I'm doing a small exercise for my C class and I'm getting difficulties I know shouldn't really be happening as these are supposed to take like 30 minutes max. Here is my program so far:

#include <stdio.h>
#include <stdbool.h>
#define LIMIT 1000000;

bool isPrime( int num ) {
    for ( int factor = 2; factor * factor <= num; factor++ )
      if ( num % factor == 0 )
        return false;

    return true;
  }

int main() {
  for ( int num = 2; num <= LIMIT; num++ ) {
    if ( isPrime( num ) ) {
      printf( num );
    }
  }
  return 0;
}

Here is the error I'm getting:

primes.c: In function “main”:
primes.c:14: error: expected expression before “;” token
primes.c:16: warning: passing argument 1 of “printf” makes pointer from integer without a cast
/usr/include/stdio.h:361: note: expected “const char * restrict” but argument is of type “int”

Answer 1

As @ Inspired said there is an extra semicolon in the LIMIT macro definition, that semicolon will be expanded by the preprocessor making this line

for ( int num = 2; num <= LIMIT; num++ ) {

like this

for ( int num = 2; num <= LIMIT;; num++ ) {
                            /* ^^ 2 semicolons, now the num++ is extra */

but your program has yet another problem

printf(num);

will not work, printf() expects a format string and then the arguments so it should be

printf("%d\n", num);

read this

Answer 2

You have an extra ; in #define LIMIT 1000000; .

When handling #define , compiler just performs a text substitution: it replaces LIMIT with 1000000; . So your for loop looks like

for (int num=2; num < 1000000 ;; num++) 
                              ^^

The second error happens because indeed printf expects the first argument to be a string (format string), not an integer.
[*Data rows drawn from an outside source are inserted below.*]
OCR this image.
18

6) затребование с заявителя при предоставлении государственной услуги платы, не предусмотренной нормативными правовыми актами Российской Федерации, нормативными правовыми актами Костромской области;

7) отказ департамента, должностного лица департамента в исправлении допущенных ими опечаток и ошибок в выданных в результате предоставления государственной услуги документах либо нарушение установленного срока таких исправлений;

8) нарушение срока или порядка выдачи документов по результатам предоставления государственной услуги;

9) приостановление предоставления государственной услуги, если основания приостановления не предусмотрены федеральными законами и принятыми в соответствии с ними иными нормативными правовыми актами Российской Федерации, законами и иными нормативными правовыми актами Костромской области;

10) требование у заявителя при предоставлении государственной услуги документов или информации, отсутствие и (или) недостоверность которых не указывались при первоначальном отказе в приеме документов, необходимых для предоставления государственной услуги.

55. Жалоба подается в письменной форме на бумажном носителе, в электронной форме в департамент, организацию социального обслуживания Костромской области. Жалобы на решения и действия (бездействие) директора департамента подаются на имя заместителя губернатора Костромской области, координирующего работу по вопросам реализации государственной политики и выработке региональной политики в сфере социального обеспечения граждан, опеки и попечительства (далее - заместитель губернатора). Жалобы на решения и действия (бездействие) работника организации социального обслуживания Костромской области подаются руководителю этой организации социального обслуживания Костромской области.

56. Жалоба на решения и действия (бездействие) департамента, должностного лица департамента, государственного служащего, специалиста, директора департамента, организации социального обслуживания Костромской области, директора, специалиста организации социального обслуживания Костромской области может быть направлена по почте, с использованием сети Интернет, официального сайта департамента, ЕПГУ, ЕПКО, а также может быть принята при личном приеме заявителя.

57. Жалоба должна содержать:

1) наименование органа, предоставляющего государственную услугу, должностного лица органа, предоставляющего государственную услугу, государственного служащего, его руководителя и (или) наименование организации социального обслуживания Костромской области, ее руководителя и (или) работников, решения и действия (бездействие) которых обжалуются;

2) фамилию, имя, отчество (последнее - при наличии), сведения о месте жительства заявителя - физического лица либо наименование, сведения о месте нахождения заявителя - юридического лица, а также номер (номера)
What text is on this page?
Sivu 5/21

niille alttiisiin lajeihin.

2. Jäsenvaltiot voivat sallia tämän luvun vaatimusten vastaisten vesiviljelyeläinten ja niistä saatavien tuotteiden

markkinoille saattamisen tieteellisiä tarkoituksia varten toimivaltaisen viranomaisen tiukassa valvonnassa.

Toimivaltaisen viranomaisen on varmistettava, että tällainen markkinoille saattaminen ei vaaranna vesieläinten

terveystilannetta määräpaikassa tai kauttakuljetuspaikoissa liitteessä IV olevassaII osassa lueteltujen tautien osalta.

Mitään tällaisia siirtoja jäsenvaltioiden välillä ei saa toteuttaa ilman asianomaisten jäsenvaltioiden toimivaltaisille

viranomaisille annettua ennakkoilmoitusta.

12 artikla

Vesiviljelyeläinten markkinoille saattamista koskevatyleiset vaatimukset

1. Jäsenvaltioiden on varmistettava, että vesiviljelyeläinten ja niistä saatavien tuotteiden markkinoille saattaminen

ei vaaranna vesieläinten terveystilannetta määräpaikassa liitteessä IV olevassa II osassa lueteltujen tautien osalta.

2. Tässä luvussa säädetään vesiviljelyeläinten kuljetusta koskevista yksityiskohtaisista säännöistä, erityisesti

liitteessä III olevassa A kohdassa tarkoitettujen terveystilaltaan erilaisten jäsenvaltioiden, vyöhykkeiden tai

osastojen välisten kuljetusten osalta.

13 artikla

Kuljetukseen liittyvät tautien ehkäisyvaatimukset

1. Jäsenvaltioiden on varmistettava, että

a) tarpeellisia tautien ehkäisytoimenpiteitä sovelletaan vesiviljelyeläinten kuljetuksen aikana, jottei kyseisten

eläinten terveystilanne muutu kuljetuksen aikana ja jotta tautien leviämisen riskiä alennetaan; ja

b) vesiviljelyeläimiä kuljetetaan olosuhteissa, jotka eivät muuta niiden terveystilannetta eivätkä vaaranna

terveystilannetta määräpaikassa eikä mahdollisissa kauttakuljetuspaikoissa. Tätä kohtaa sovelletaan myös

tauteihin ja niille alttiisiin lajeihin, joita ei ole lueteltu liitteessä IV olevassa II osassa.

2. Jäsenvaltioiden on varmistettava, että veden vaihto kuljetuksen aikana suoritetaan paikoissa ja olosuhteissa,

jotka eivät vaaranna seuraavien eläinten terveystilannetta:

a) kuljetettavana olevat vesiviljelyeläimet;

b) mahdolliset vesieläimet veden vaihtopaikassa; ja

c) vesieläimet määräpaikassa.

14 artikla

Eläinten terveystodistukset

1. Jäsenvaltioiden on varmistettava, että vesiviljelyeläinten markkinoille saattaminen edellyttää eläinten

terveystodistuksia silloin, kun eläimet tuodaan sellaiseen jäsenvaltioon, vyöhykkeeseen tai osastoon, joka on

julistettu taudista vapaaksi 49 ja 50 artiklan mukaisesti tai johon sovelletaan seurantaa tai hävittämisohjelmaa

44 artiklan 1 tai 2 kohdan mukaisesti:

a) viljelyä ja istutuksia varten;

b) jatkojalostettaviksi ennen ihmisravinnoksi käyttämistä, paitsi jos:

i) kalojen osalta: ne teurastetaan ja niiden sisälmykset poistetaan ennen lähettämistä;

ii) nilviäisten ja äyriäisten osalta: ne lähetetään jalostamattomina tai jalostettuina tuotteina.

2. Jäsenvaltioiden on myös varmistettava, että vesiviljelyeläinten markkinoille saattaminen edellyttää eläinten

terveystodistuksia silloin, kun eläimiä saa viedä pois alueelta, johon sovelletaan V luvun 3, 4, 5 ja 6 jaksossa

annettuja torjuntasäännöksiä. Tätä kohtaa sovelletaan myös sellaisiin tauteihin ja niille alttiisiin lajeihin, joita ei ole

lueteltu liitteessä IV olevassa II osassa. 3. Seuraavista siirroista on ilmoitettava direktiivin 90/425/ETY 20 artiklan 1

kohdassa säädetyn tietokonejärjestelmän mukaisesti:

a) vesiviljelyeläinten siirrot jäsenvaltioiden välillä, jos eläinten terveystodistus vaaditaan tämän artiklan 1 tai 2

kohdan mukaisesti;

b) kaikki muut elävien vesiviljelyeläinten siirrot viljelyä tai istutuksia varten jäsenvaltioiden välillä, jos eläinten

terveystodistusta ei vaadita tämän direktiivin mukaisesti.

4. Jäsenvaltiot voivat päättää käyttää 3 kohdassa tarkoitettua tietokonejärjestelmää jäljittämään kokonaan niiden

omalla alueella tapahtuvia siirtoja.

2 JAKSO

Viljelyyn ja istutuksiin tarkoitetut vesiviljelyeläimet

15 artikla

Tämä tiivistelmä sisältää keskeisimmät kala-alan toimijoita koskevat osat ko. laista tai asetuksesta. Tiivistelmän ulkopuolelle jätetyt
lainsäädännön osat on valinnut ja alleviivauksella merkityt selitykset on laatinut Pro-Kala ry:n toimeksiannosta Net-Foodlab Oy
Eg printf("%d is prime.\\n", num); ( %d is a placeholder for an integer value, and \\n is end-of-line).

Answer 3

No semi-colon after LIMIT define. Processor directives don't get them so it is literally copying "100000;" into the for loop.

First argument of printf should be format string "%d" so printf("%d\\n", num)

Simple stuff you'll get used to (and still mess up when not thinking), but if you are just learning, it looks great. Far better than my first C programs.